Everything is about costs and benefits. Wind power has some advantages and disadvantages. Whether it's beneficial or not depends on what each individual finds important.

Here in the Central Valley, the Delta Smelt is given priority over farms, food, and work. Some disagree with the policy. Others support it. Those who support it have been winning.



Past water management in the Central Valley has been so ridiculously stupid that the delta smelt should be a non-issue. A rights management system that allows a guy enough water to operate a trout farm in the middle of the freaking desert so long as he can prove he has before (by taking groundwater), and wailing and gnashing of teeth any time anyone suggests a bit of reason and conservation. Massive water intensive crops, unregulated overdraft of groundwater, a Colorado River that really shouldn't be called that anymore (as it doesn't reach the ocean), zero investment in infrastructure, and a whole lot of crying by people unwilling to live in synergy with the environment they chose.

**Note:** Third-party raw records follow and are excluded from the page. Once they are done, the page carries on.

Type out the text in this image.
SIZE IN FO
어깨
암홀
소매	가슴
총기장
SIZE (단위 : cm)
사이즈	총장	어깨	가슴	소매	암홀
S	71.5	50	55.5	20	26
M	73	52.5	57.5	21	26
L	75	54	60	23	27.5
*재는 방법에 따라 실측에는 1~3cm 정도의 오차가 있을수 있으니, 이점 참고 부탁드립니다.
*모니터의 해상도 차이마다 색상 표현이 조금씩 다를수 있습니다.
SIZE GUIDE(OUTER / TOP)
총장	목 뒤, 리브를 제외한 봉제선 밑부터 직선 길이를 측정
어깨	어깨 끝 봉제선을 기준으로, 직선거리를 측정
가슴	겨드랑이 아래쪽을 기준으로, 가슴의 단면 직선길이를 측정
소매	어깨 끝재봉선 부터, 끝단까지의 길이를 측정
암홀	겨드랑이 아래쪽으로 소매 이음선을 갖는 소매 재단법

At least San Diego is propping up a desalination plant. The rest of California going to have to do that and more recycling and probably still have another standoff with the Arizona National Guard in 40-50 years. I'd worry about the Columbia River, but I don't see how you could cost effectively transport it that far...maybe an underwater aquaduct just offshore? Alaskan fisheries and California water are probably the two most poorly managed natural resources in the US in the last 40 years, though there may be a logging region in contention somewhere too. At least the Alaskans are trying now. I wouldn't say the same about California. As environmentally conscious as the state purports to be, that's one subject on which most of the state deserve an F. I'm reminded of Sam Kinison's thoughts on starving people in Ethiopia...

Blues,
Dave
"I AM A PROFESSIONAL EXTREME ATHLETE!"